I see you haven’t lost a step now that you are a non-Congressman, Ron. I have one final pressing question for you: Is your political career really over? Will you be personally involved in a political race in 2016? You will be sorely needed in order to direct the conversation on both sides. How can the presumed free market Republican Party nominate another candidate who favors bailouts and market manipulation? More than anything else, Americans need to be provided a clear choice between intervention and non-intervention.
RP: Thank you for that word of confidence. But for me it looks rather clear that electoral politics is not on my agenda. There are no plans for my personal involvement in a political race in 2016. My continual campaign for liberty, nevertheless, will remain active. The exact format will be determined by the market. The financial support for the different activities I’m involved in will indicate which vehicle I should use to continue the “R3VOLUTION.” For me this campaign has been going on since 1973.
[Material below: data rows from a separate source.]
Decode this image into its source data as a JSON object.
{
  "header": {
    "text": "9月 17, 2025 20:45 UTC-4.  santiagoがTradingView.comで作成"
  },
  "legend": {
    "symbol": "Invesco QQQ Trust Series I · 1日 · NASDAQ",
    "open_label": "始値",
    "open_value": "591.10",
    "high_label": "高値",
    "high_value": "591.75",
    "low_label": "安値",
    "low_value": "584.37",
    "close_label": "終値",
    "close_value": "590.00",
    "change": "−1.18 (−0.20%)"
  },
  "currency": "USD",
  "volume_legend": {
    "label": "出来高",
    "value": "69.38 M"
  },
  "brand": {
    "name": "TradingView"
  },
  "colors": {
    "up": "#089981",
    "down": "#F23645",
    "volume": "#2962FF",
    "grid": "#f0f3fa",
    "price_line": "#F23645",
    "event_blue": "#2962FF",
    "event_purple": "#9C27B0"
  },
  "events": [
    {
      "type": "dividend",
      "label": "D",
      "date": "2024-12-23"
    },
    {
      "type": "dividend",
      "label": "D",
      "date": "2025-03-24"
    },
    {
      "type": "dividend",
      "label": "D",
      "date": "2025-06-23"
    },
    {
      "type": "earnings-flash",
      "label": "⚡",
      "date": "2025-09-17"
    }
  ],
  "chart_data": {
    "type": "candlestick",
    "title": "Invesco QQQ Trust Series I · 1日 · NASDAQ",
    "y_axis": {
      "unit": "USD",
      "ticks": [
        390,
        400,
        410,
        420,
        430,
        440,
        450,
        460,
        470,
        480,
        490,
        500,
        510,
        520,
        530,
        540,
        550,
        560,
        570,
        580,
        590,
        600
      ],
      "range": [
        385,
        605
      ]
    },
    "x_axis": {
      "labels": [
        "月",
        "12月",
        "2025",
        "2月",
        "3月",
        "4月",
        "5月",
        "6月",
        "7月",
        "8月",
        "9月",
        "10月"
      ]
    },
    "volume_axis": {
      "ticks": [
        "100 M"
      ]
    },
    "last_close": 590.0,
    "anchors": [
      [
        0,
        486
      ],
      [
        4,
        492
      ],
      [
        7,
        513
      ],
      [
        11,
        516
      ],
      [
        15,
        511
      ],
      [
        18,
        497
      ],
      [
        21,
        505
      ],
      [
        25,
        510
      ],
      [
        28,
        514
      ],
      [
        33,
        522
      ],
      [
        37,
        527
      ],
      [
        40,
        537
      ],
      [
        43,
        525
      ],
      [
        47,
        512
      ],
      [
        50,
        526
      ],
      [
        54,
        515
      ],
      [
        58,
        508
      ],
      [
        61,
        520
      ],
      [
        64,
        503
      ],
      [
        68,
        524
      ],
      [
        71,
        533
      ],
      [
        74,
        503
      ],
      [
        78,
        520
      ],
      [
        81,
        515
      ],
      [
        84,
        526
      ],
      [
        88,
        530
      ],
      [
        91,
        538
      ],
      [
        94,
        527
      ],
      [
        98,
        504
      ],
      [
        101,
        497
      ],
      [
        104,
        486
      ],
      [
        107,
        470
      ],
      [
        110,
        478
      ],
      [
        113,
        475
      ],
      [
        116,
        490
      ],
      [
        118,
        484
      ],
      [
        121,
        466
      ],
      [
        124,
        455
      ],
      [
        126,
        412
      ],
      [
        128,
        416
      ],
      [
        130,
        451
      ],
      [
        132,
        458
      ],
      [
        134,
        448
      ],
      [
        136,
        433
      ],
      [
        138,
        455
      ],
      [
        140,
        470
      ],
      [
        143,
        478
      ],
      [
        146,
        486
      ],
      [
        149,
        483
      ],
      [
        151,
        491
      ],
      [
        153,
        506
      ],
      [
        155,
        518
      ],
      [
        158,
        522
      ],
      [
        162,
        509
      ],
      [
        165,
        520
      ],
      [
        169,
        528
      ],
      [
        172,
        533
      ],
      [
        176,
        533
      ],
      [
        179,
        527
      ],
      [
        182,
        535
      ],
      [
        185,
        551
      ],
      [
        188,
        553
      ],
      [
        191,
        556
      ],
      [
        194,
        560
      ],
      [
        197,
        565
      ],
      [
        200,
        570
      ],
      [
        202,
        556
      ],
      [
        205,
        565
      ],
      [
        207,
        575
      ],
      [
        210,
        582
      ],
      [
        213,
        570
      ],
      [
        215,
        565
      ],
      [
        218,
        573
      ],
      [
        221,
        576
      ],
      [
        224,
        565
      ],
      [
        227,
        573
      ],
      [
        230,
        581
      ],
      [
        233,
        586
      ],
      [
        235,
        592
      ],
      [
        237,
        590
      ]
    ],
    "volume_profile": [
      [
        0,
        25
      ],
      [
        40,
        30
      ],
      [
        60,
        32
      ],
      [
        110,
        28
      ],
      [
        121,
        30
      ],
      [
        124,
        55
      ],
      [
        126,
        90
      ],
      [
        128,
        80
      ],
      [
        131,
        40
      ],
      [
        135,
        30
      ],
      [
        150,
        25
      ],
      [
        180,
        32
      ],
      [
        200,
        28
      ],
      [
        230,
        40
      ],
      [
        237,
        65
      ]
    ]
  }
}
Five months after your birth, Mark, on August 15, 1971, Nixon announced that the gold standard was dead. That event motivated me to start speaking out about the serious problems I anticipated would result. Hazlitt, whose book you mentioned earlier as your first exposure to Austrian economics, predicted this would happen from the time the Bretton Woods Agreement was signed in 1945. This event convinced me that Austrian economists were right and motivated me to get involved. My first race for Congress was in 1974.
My political success was modest and surprising. The reception by the current Millennials was well beyond my expectations. I especially enjoy reaching out to the young people on college campuses and see only the positive signs of their interest in the liberty movement. That is the campaign I can’t imagine abandoning. As you have been motivated to “prove” the validity of Austrian economics with your financial success, I, in a somewhat similar way, have used politics for promoting the same ideological principle through political action.
Your challenge that Americans must choose between intervention and non-intervention is precisely the issue. When pressed for a political label to describe myself, my favorite is “non-interventionist.” This must be in all areas: social, economic, and in foreign affairs. All intervention condones the initiation of force; non-intervention requires voluntarism and persuasion. The latter is the only road to peace and prosperity.